This piece was written for the Six Sentence Story Challenge, with the prompt word of ‘train’.
Note: This piece departs from my usual humorous approach to these challenges.
As Max watched his son-in-law, David, board the train and then boarded himself, he knew two things for certain; they would both be dead soon, because David would die on this train and that he himself would die later, from terminal cancer.
Amidst the metal-on-metal soundtrack and the rock-and-roll sway of the carriage, Max ruminated on the journey that had led to this, seeing early on what David’s narcissism would bring upon the life of his daughter, Jane, and he wondered what had happened to create a world where men could do evil things and other men would not only not intervene but aid and abet.

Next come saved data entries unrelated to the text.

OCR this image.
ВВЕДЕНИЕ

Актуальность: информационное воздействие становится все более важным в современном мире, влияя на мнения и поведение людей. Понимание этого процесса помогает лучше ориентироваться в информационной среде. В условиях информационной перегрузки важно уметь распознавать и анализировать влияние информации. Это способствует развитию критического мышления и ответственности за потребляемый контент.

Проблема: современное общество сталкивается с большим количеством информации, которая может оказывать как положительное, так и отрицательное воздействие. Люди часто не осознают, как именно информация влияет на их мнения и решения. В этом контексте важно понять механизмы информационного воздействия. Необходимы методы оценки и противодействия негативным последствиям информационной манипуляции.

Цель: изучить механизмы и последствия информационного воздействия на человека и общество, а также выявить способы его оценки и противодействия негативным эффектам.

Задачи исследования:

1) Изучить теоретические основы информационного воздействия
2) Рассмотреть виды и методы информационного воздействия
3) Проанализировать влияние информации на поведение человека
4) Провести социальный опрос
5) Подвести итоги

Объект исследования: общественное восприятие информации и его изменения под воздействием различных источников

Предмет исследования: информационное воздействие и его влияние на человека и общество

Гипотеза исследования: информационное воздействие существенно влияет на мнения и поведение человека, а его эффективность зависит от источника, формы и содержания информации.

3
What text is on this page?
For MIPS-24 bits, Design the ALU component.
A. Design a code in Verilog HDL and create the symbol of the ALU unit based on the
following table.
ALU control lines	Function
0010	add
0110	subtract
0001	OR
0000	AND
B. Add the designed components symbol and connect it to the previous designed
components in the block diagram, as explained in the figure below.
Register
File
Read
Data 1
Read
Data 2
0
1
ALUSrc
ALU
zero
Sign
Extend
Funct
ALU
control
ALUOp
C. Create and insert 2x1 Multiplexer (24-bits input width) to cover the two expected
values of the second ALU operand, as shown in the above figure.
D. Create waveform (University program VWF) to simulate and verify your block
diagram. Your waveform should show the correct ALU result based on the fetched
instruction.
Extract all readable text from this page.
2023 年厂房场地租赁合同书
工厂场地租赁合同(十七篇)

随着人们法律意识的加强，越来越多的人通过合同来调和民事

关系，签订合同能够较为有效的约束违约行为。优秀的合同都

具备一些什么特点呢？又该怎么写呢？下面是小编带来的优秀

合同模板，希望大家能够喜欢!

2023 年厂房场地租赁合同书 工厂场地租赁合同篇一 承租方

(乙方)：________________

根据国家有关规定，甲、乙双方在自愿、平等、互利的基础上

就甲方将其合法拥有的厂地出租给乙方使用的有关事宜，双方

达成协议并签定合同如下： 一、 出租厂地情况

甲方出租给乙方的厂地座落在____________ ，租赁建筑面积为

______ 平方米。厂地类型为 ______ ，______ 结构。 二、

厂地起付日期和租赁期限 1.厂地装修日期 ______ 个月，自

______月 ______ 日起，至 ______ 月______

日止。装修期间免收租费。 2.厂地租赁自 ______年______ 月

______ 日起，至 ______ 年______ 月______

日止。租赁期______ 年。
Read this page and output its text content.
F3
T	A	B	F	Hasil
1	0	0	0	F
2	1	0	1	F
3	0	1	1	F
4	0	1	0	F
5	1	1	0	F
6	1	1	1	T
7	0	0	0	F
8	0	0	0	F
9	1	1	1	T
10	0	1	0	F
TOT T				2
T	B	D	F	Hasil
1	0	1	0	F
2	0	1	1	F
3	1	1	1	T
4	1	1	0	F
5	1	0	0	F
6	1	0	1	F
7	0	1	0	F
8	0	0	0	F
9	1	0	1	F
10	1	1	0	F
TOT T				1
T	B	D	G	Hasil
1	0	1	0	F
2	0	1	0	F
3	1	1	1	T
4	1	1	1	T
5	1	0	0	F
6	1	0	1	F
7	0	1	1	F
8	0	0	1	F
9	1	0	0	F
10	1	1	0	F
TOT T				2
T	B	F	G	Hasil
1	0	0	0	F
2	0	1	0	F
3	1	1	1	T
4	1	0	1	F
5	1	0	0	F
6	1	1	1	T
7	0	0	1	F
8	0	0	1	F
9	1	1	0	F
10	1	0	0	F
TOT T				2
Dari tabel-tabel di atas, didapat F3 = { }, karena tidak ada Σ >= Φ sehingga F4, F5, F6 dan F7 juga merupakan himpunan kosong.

The early warning signs were there with the litany of jobs that he walked out on because management failed to realise his self-assessed genius and gathered pace when he took out a second mortgage on their house to start a business that was going ‘to revolutionise the world of on-line marketing’, requiring expensive suits and a luxury car to impress potential investors; and then he was bankrupt and then he was violent.
Jane came to live with the widowed Max and an incensed David bombarded them both with increasingly bizarre emails and texts and when the AVO Jane took out didn’t stop the stalking and harassment and the death threats, Max knew it was time and took his old service revolver from the safe, cleaned it and loaded it.
As the train slowly emptied and the aisle between the seats became clear, Max stood and walked towards where David was sitting and David looked from Max’s face to the gun in Max’s hand and back to Max’s face and the condescending smirk that was his trademark turned to a frozen grimace.
The last words David heard were Max quoting Edmund Burke’s dictum that ‘The only thing necessary for the triumph of evil is for good men to do nothing’ before Max did something and pulled the trigger.